According to the patent application, “Those who want to play games that are more dynamic, not-based on Al and not-pre-scripted like multiplayer games, however, don’t want to ‘deal’ with other people, appreciate the privacy it provides.”

The Gamespot piece then goes on to offer specific examples, such as “a game with an economy affected by player demand for items” and a world in which one player constructs a house from a pile of wood, and the next player to enter that same area finds the results of the prior player’s industriousness, as opposed to the same pile of wood.

Gamespot also takes special care to note that the patent makes mention of a “Nintendo Wii 3D video game system” before pointing out that Nintendo previously decried the notion of 3D glasses in a gaming machine. Of course, Gamespot fails to mention that this patent was originally filed in 2010, well prior to Nintendo’s finalization of the Wii U, perhaps in an era in which the firm was still exploring the possibilities of a 3D console.
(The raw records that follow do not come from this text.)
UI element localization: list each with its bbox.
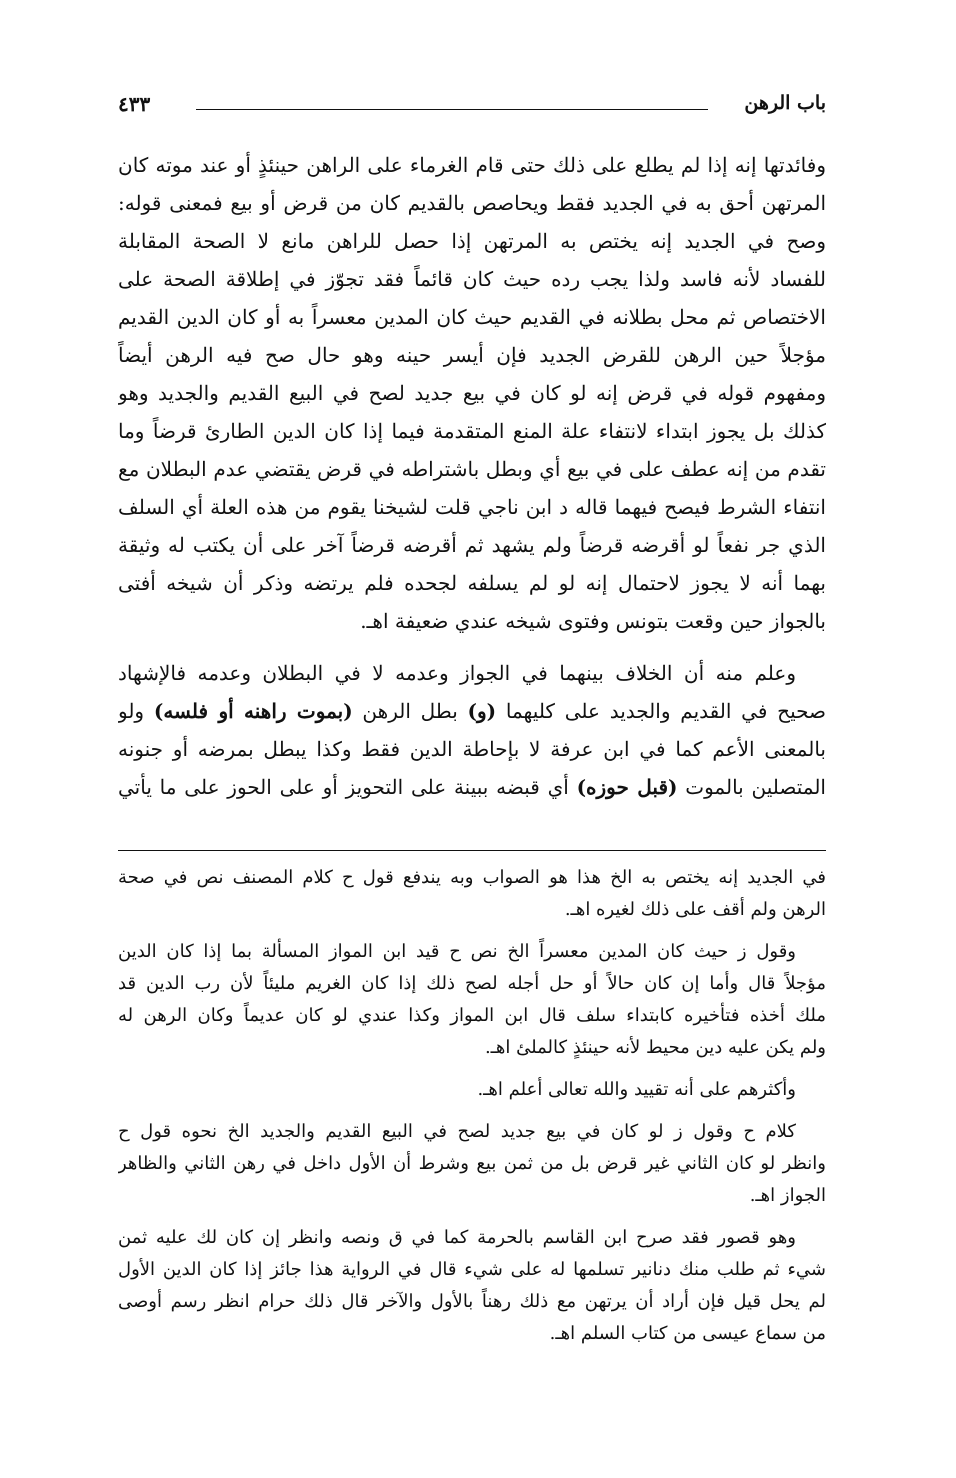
paragraph-gap <box>118 640 826 654</box>
note-line: وهو قصور فقد صرح ابن القاسم بالحرمة كما في ق ونصه وانظر إن كان لك عليه ثمن <box>118 1227 796 1248</box>
note-line: لم يحل قيل فإن أراد أن يرتهن مع ذلك رهناً بالأول والآخر قال ذلك حرام انظر رسم أوصى <box>118 1291 826 1312</box>
text-line <box>118 692 826 730</box>
matn-bold-text: (و) <box>467 699 497 723</box>
text-run: أي قبضه ببينة على التحويز أو على الحوز على ما يأتي <box>118 775 577 799</box>
matn-bold-text: (قبل حوزه) <box>576 775 678 799</box>
note-line: ملك أخذه فتأخيره كابتداء سلف قال ابن المواز وكذا عندي لو كان عديماً وكان الرهن له <box>118 1005 826 1026</box>
paragraph-gap <box>118 1106 826 1116</box>
note-line: من سماع عيسى من كتاب السلم اهـ. <box>549 1323 826 1344</box>
paragraph-gap <box>118 926 826 936</box>
text-line: بهما أنه لا يجوز لاحتمال إنه لو لم يسلفه لجحده فلم يرتضه وذكر أن شيخه أفتى <box>118 571 826 595</box>
text-line: للفساد لأنه فاسد ولذا يجب رده حيث كان قائماً فقد تجوّز في إطلاقة الصحة على <box>118 267 826 291</box>
note-line: وقول ز حيث كان المدين معسراً الخ نص ح قيد ابن المواز المسألة بما إذا كان الدين <box>118 941 796 962</box>
note-line: وأكثرهم على أنه تقييد والله تعالى أعلم اهـ. <box>477 1079 796 1100</box>
text-line: مؤجلاً حين الرهن للقرض الجديد فإن أيسر حينه وهو حال صح فيه الرهن أيضاً <box>118 343 826 367</box>
footnote-separator <box>118 850 826 851</box>
text-run: بطل الرهن <box>352 699 468 723</box>
note-line: وانظر لو كان الثاني غير قرض بل من ثمن بيع وشرط أن الأول داخل في رهن الثاني والظاهر <box>118 1153 826 1174</box>
text-line: انتفاء الشرط فيصح فيهما قاله د ابن ناجي قلت لشيخنا يقوم من هذه العلة أي السلف <box>118 495 826 519</box>
text-line: الذي جر نفعاً لو أقرضه قرضاً ولم يشهد ثم أقرضه قرضاً آخر على أن يكتب له وثيقة <box>118 533 826 557</box>
text-line: ومفهوم قوله في قرض إنه لو كان في بيع جديد لصح في البيع القديم والجديد وهو <box>118 381 826 405</box>
text-line: وصح في الجديد إنه يختص به المرتهن إذا حصل للراهن مانع لا الصحة المقابلة <box>118 229 826 253</box>
text-line: تقدم من إنه عطف على في بيع أي وبطل باشتراطه في قرض يقتضي عدم البطلان مع <box>118 457 826 481</box>
note-line: الجواز اهـ. <box>749 1185 826 1206</box>
note-line: كلام ح وقول ز لو كان في بيع جديد لصح في البيع القديم والجديد الخ نحوه قول ح <box>118 1121 796 1142</box>
matn-bold-text: (بموت راهنه أو فلسه) <box>153 699 353 723</box>
paragraph-gap <box>118 1064 826 1074</box>
text-line <box>118 768 826 806</box>
note-line: شيء ثم طلب منك دنانير تسلمها له على شيء قال في الرواية هذا جائز إذا كان الدين الأول <box>118 1259 826 1280</box>
paragraph-gap <box>118 1212 826 1222</box>
main-text <box>118 146 826 806</box>
text-line: المرتهن أحق به في الجديد فقط ويحاصص بالقديم كان من قرض أو بيع فمعنى قوله: <box>118 191 826 215</box>
page-header <box>118 92 826 124</box>
header-rule <box>196 109 708 110</box>
note-line: ولم يكن عليه دين محيط لأنه حينئذٍ كالملئ اهـ. <box>484 1037 826 1058</box>
chapter-title: باب الرهن <box>744 92 826 114</box>
text-run: المتصلين بالموت <box>677 775 826 799</box>
text-line: كذلك بل يجوز ابتداء لانتفاء علة المنع المتقدمة فيما إذا كان الدين الطارئ قرضاً وما <box>118 419 826 443</box>
text-run: ولو <box>118 699 154 723</box>
text-line: الاختصاص ثم محل بطلانه في القديم حيث كان المدين معسراً به أو كان الدين القديم <box>118 305 826 329</box>
text-line: وعلم منه أن الخلاف بينهما في الجواز وعدمه لا في البطلان وعدمه فالإشهاد <box>118 661 796 685</box>
note-line: في الجديد إنه يختص به الخ هذا هو الصواب وبه يندفع قول ح كلام المصنف نص في صحة <box>118 867 826 888</box>
text-line: بالجواز حين وقعت بتونس وفتوى شيخه عندي ضعيفة اهـ. <box>360 609 826 633</box>
text-line: وفائدتها إنه إذا لم يطلع على ذلك حتى قام الغرماء على الراهن حينئذٍ أو عند موته كان <box>118 153 826 177</box>
text-run: صحيح في القديم والجديد على كليهما <box>496 699 826 723</box>
text-line: بالمعنى الأعم كما في ابن عرفة لا بإحاطة الدين فقط وكذا يبطل بمرضه أو جنونه <box>118 737 826 761</box>
note-line: مؤجلاً قال وأما إن كان حالاً أو حل أجله لصح ذلك إذا كان الغريم مليئاً لأن رب الدين قد <box>118 973 826 994</box>
note-line: الرهن ولم أقف على ذلك لغيره اهـ. <box>564 899 826 920</box>
margin-notes <box>118 862 826 1350</box>
page-number: ٤٣٣ <box>118 92 151 116</box>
If it seems that I’m repeatedly reiterating the idea that Gamespot is the primary source on this story, there’s a reason for that. I spent half an hour on the US Patent Office website searching for this “massively single-player online game” patent application with no success. I’m not suggesting that Gamespot fabricated this entire idea, but nowhere in the report does the site link to the supposedly publicly available patent document.

In fairness, it’s entirely possible that the labyrinthine USPTO website simply stymied all my efforts to find the patent application. That’s possible bordering on probable. However, I still thought I’d mention this and let you all decide for yourselves what sort of stock you should put into this tale.